Farm owner David Fink of Heidel Hollow Farm in Germansville, Pa., is never afraid of trying new things.
He likes to be on the cutting edge of dry hay production, and the latest example of this was his purchase last year of two Chinook hay dryers.
Chinook, based in Alma, Ontario, Canada, has developed a mechanical hay dryer with a unique design: Heated spears that are each heated up to 120 degrees F and inserted into bales.
Fink found out about the machines last winter and he traveled to Canada to see them in action.
He was surprised by what he saw.
“It dried the bales in 15 minutes,” he says, adding that the typical drying time for hay bales is around four-and-half days. He likes his hay to get down to around 15% moisture for safe storage in one of his nine hay storage barns.
He placed an order for two Chinooks last spring and they arrived on his farm last fall.
Fink produces 2,000 acres of hay, mostly 3-by-4 or 3-by-3 bales that go for the horse market. The system can dry up to four 3-by-4 bales at a time or six 3-by-3 bales. He says the units can process about 8 tons of hay an hour.
The Chinook dryers were added to an existing barn. Two 150-horsepower units use a total of 800 amps of electricity to power the machines and dry the bales.
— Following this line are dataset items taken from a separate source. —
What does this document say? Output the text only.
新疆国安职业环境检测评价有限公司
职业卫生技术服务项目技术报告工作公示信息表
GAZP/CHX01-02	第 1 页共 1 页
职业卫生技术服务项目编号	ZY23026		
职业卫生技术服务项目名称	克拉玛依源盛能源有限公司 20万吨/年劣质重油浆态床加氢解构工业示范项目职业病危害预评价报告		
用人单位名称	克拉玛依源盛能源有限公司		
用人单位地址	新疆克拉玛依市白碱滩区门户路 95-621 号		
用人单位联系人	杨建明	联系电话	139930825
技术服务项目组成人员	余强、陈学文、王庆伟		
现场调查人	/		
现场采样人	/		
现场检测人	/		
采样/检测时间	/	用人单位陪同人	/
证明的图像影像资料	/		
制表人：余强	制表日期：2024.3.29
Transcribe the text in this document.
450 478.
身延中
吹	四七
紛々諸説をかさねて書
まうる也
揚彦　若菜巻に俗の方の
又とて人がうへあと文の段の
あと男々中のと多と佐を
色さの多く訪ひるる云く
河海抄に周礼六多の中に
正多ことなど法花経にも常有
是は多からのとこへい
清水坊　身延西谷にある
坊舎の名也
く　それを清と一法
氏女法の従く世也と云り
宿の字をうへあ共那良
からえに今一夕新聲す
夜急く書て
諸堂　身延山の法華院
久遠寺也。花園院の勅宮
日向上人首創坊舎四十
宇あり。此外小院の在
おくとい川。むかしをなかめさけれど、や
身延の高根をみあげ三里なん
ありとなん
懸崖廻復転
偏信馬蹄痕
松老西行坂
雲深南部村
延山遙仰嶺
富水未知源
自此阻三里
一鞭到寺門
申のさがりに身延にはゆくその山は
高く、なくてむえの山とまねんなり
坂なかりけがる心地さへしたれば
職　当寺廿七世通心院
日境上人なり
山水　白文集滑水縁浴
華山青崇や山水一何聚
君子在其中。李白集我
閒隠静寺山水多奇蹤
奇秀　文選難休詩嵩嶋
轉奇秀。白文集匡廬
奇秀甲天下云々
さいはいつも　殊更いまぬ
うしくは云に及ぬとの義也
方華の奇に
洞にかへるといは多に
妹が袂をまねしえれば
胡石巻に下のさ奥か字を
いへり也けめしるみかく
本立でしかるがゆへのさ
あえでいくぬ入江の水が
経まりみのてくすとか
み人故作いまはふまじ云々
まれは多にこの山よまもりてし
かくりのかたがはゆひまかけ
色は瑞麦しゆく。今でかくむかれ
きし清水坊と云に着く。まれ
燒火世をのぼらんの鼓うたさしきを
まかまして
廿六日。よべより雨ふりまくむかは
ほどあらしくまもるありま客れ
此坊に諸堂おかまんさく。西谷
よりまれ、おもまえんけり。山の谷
While that seems like a lot of electricity on a typical farm, Fink says the power comes from the electricity generated from the farm’s solar panels, which were put in several years ago.
Chris Martin, president of sales for Chinook Hay Systems, says the hay dryers came on the market three years ago but have been in development for six years.
Martin, who also runs a 1,500-acre hay farm in Alma, says the original goal was to make a machine just for the farm. But the design attracted interest from other farmers, so the farm partnered with a local manufacturing company to make more dryers.
Only 11 units have been sold thus far — seven in Canada, the rest in the U.S. — with machines on farms in Michigan, Pennsylvania and South Dakota.
Martin sees a fit for the dryers in places with high humidity and moisture, and on farms that market premium hay.
“It's kind of a new concept. It takes farmers some time to see something new and get sold on it,” Martin says.